# Maximum chuck RPM - how much danger?



## Byrney (Feb 4, 2008)

How seriously should maximum chuck RPM figures be taken? For example, if I spin my Vicmarc VM120 (max quoted speed 2500rpm) at the top speed of my lathe (3200 rpm), is it likely to explode and kill me, or is Vicmarc being very conservative with its specifications? Does anyone know of a chuck failing due to high rpm? What are the actual risks of running a chuck faster than it says on the label?
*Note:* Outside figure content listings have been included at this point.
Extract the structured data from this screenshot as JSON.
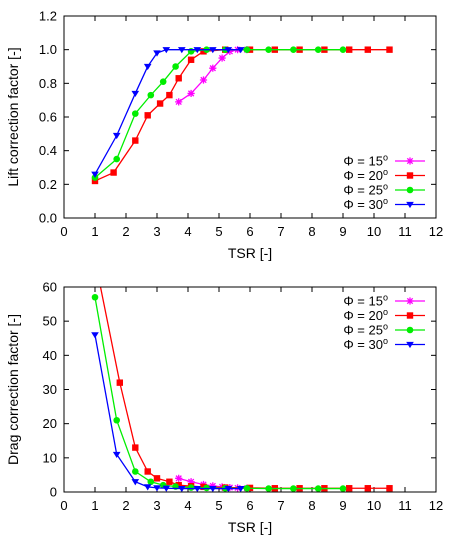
{
  "chart_data": [
    {
      "type": "line",
      "xlabel": "TSR [-]",
      "ylabel": "Lift correction factor [-]",
      "xlim": [
        0,
        12
      ],
      "ylim": [
        0,
        1.2
      ],
      "xticks": [
        "0",
        "1",
        "2",
        "3",
        "4",
        "5",
        "6",
        "7",
        "8",
        "9",
        "10",
        "11",
        "12"
      ],
      "yticks": [
        "0.0",
        "0.2",
        "0.4",
        "0.6",
        "0.8",
        "1.0",
        "1.2"
      ],
      "legend_position": "bottom-right",
      "series": [
        {
          "label": "Φ = 15",
          "sup": "o",
          "color": "#ff00ff",
          "marker": "star",
          "x": [
            3.7,
            4.1,
            4.5,
            4.8,
            5.1,
            5.35,
            5.6,
            5.9
          ],
          "y": [
            0.69,
            0.74,
            0.82,
            0.89,
            0.95,
            0.99,
            1.0,
            1.0
          ]
        },
        {
          "label": "Φ = 20",
          "sup": "o",
          "color": "#ff0000",
          "marker": "square",
          "x": [
            1.0,
            1.6,
            2.3,
            2.7,
            3.1,
            3.4,
            3.7,
            4.1,
            4.5,
            5.2,
            6.0,
            6.8,
            7.6,
            8.4,
            9.2,
            9.8,
            10.5
          ],
          "y": [
            0.22,
            0.27,
            0.46,
            0.61,
            0.68,
            0.73,
            0.83,
            0.94,
            0.99,
            1.0,
            1.0,
            1.0,
            1.0,
            1.0,
            1.0,
            1.0,
            1.0
          ]
        },
        {
          "label": "Φ = 25",
          "sup": "o",
          "color": "#00ee00",
          "marker": "circle",
          "x": [
            1.0,
            1.7,
            2.3,
            2.8,
            3.2,
            3.6,
            4.1,
            4.6,
            5.2,
            5.9,
            6.6,
            7.4,
            8.2,
            9.0
          ],
          "y": [
            0.24,
            0.35,
            0.62,
            0.73,
            0.81,
            0.9,
            0.99,
            1.0,
            1.0,
            1.0,
            1.0,
            1.0,
            1.0,
            1.0
          ]
        },
        {
          "label": "Φ = 30",
          "sup": "o",
          "color": "#0000ff",
          "marker": "triangle",
          "x": [
            1.0,
            1.7,
            2.3,
            2.7,
            3.0,
            3.3,
            3.8,
            4.3,
            4.8,
            5.3,
            5.7
          ],
          "y": [
            0.26,
            0.49,
            0.74,
            0.9,
            0.98,
            1.0,
            1.0,
            1.0,
            1.0,
            1.0,
            1.0
          ]
        }
      ]
    },
    {
      "type": "line",
      "xlabel": "TSR [-]",
      "ylabel": "Drag correction factor [-]",
      "xlim": [
        0,
        12
      ],
      "ylim": [
        0,
        60
      ],
      "xticks": [
        "0",
        "1",
        "2",
        "3",
        "4",
        "5",
        "6",
        "7",
        "8",
        "9",
        "10",
        "11",
        "12"
      ],
      "yticks": [
        "0",
        "10",
        "20",
        "30",
        "40",
        "50",
        "60"
      ],
      "legend_position": "top-right",
      "series": [
        {
          "label": "Φ = 15",
          "sup": "o",
          "color": "#ff00ff",
          "marker": "star",
          "x": [
            3.7,
            4.1,
            4.5,
            4.8,
            5.1,
            5.35,
            5.6,
            5.9
          ],
          "y": [
            4.0,
            3.0,
            2.2,
            1.8,
            1.5,
            1.3,
            1.2,
            1.1
          ]
        },
        {
          "label": "Φ = 20",
          "sup": "o",
          "color": "#ff0000",
          "marker": "square",
          "x": [
            1.0,
            1.8,
            2.3,
            2.7,
            3.0,
            3.4,
            3.7,
            4.1,
            4.5,
            5.2,
            6.0,
            6.8,
            7.6,
            8.4,
            9.2,
            9.8,
            10.5
          ],
          "y": [
            68.0,
            32.0,
            13.0,
            6.0,
            4.0,
            3.0,
            2.0,
            1.7,
            1.5,
            1.3,
            1.2,
            1.1,
            1.1,
            1.1,
            1.1,
            1.1,
            1.1
          ]
        },
        {
          "label": "Φ = 25",
          "sup": "o",
          "color": "#00ee00",
          "marker": "circle",
          "x": [
            1.0,
            1.7,
            2.3,
            2.8,
            3.2,
            3.6,
            4.1,
            4.6,
            5.2,
            5.9,
            6.6,
            7.4,
            8.2,
            9.0
          ],
          "y": [
            57.0,
            21.0,
            6.0,
            3.0,
            2.0,
            1.6,
            1.3,
            1.2,
            1.1,
            1.1,
            1.0,
            1.0,
            1.0,
            1.0
          ]
        },
        {
          "label": "Φ = 30",
          "sup": "o",
          "color": "#0000ff",
          "marker": "triangle",
          "x": [
            1.0,
            1.7,
            2.3,
            2.7,
            3.0,
            3.3,
            3.8,
            4.3,
            4.8,
            5.3,
            5.7
          ],
          "y": [
            46.0,
            11.0,
            3.0,
            1.5,
            1.2,
            1.1,
            1.0,
            1.0,
            1.0,
            1.0,
            1.0
          ]
        }
      ]
    }
  ]
}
I don't see why a 5" woodturning chuck would have as low a limit as 2500rpm. If you look at specs for 5" engineering chucks, they're generally good to 5000rpm and beyond. Manufacturers obviously intend even their bigger chucks to be used for very small workpieces because they supply the appropriate jaws - so why would they make the chuck unable to withstand the high speeds necessary for turning 1" stock and smaller?


----------



## john lucas (Sep 18, 2007)

Personally I never turn that fast. I have used my vicmarc100 at 3000 to turn some small parts but I usually even turn these at 2000 or less. I think the maximum speed would only be a problem if you were turning objects the size that the 120 would handle. Smaller stuff wouldn't be a problem but I would contact Vicmarc. Their customer service has always been great when I had a question.


----------



## TS3660 (Mar 4, 2008)

Yes, it will blow apart and kill everything within 10 miles except gray squirrels, which can survive anything.


----------



## Barry Ward (Mar 22, 2008)

*max chuck rpm*

I have never heard of a chuck blowing apart,but then thats not to say it hasn't happened.My BIG concern at that spead would be the piece flyin off and klunkin me in my pretty face.

Ken


----------